The bill would expand a free, accessible government-run tax filing system that could lower costs and improve accessibility for many taxpayers, while concentrating sensitive tax data and operational costs in the government—raising privacy, cybersecurity, implementation, and private-sector displacement risks.
Taxpayers: can prepare and file federal (and integrated state) income tax returns for free via a government-run online/mobile system, lowering out-of-pocket filing costs and increasing access.
People with disabilities and non-English speakers (including limited-English and low-income users): receive improved access through Section 508-compliant, plain-language, multilingual, and user-tested interfaces.
Taxpayers: can benefit from IRS prefilled returns using IRS records, which may reduce preparation time and lower the chance of filing errors if taxpayers review and use them.
Taxpayers and state/local governments: broader sharing of IRS data for prefilled and joint filing increases privacy risks and the potential for misuse or unauthorized disclosure of sensitive tax information.
Taxpayers: centralizing filing on a federal platform concentrates cyberattack risk on IRS systems that would hold prefilled and state-shared returns, increasing the potential impact of a breach or service disruption.
Taxpayers: remain legally responsible for the accuracy of returns even if prefilled by the government, exposing them to audits or penalties for errors they did not cause.
Based on analysis of 6 sections of legislative text.
Requires the Treasury/IRS to provide a federally run online system to prepare and electronically file individual income tax returns and bars agreements that limit providing such services.

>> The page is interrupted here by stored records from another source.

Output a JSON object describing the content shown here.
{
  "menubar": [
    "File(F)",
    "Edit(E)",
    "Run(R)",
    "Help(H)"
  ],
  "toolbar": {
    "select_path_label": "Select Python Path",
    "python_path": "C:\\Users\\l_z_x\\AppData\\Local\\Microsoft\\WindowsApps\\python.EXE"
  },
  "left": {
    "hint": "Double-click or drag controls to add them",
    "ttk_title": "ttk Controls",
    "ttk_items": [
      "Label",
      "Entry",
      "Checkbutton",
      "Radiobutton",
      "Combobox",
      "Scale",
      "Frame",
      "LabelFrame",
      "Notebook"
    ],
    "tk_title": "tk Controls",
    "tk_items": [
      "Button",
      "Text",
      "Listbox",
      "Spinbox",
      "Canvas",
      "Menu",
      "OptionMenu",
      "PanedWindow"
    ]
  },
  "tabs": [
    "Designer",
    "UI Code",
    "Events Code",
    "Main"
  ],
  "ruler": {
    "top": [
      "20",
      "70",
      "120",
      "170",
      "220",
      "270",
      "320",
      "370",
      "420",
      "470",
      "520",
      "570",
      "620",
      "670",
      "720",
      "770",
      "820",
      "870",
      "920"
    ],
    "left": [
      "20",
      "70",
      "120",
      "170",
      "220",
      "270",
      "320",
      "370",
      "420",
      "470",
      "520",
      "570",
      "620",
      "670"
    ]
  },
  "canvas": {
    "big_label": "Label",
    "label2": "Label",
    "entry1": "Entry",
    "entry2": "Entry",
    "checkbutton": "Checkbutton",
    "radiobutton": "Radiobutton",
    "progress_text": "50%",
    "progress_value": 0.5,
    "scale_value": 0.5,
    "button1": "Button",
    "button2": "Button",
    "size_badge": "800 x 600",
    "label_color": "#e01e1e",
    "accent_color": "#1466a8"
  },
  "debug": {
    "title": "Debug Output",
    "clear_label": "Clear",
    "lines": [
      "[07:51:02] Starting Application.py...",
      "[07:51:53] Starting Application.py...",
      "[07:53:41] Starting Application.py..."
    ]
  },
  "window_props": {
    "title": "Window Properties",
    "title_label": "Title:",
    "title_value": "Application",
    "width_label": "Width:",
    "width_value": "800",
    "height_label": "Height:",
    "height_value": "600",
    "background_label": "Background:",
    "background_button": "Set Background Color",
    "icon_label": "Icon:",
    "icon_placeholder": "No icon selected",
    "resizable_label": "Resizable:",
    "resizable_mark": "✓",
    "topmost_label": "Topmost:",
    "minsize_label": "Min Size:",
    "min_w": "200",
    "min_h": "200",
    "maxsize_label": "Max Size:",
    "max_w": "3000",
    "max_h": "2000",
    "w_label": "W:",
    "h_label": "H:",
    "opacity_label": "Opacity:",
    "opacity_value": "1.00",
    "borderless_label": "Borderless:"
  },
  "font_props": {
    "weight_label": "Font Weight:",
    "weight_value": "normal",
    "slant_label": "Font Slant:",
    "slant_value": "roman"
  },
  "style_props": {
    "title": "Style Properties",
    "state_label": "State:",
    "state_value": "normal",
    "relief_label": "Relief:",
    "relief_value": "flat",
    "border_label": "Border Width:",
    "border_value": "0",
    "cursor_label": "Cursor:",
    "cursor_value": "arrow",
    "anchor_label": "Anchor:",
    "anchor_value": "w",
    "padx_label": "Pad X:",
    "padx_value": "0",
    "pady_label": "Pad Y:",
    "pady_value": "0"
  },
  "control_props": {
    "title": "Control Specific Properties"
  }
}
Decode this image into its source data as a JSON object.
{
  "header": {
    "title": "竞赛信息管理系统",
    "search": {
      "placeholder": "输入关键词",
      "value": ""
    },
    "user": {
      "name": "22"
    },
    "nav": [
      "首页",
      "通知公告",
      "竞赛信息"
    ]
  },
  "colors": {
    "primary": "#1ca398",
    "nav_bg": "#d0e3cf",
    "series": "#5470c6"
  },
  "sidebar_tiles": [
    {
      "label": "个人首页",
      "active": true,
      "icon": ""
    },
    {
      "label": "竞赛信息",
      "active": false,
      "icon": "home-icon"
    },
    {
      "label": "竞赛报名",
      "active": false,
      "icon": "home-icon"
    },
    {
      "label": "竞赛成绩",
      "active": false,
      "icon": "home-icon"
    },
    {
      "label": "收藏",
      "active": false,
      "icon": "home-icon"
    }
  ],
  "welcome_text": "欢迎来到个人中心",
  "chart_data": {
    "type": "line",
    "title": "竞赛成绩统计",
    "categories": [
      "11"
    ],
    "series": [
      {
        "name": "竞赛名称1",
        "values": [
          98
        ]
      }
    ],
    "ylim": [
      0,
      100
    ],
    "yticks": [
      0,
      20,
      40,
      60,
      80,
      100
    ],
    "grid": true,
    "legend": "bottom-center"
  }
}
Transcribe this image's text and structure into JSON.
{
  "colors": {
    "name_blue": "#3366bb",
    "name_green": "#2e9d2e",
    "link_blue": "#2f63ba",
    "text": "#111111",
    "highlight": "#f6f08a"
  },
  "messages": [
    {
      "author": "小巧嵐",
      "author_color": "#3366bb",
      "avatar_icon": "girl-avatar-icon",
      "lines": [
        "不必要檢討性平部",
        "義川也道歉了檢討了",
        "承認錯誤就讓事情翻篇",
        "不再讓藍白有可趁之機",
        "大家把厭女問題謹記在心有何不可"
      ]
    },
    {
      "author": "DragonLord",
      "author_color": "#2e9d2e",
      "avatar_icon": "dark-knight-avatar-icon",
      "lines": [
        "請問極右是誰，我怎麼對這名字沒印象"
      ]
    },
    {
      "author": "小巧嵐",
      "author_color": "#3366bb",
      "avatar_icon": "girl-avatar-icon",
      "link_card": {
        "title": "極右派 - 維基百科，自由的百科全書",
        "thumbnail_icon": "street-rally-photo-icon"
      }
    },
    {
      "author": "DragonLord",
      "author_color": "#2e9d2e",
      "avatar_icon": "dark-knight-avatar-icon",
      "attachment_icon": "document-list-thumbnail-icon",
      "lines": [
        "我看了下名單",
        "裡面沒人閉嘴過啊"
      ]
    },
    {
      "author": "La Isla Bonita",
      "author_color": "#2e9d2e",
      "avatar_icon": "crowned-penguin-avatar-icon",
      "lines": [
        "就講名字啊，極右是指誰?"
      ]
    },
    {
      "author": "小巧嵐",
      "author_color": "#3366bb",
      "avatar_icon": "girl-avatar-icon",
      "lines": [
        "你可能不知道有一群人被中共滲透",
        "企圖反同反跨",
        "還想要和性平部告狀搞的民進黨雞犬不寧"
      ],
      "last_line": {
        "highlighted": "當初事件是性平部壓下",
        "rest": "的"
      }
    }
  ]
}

Introduced March 4, 2026 by Brad Sherman · Last progress March 4, 2026
Requires the Treasury/IRS to create and operate a federally owned online system that lets individuals prepare and electronically file their federal income tax returns, and bars the Treasury from entering into agreements that restrict the agency from offering tax-preparation or filing services. The system must be user-tested, mobile-friendly, multilingual, accessible, able to prefill returns using IRS records at the taxpayer’s option, be prominently shown on the IRS website, include integrated customer support (including live chat), and allow filing even if the taxpayer is not otherwise required to file. Pre-enactment agreements that limit the Treasury’s ability to provide tax-preparation or filing services become void within 30 days of enactment; new agreements may not include such restrictions. The IRS must report to Congress by August 31, 2027 and annually thereafter on program usage, satisfaction, barriers, and improvement plans. For taxable years beginning after 2027, at least 50% of taxpayers in “participating States” must be eligible to use the program, with participating States defined by state integration or absence of a state income tax.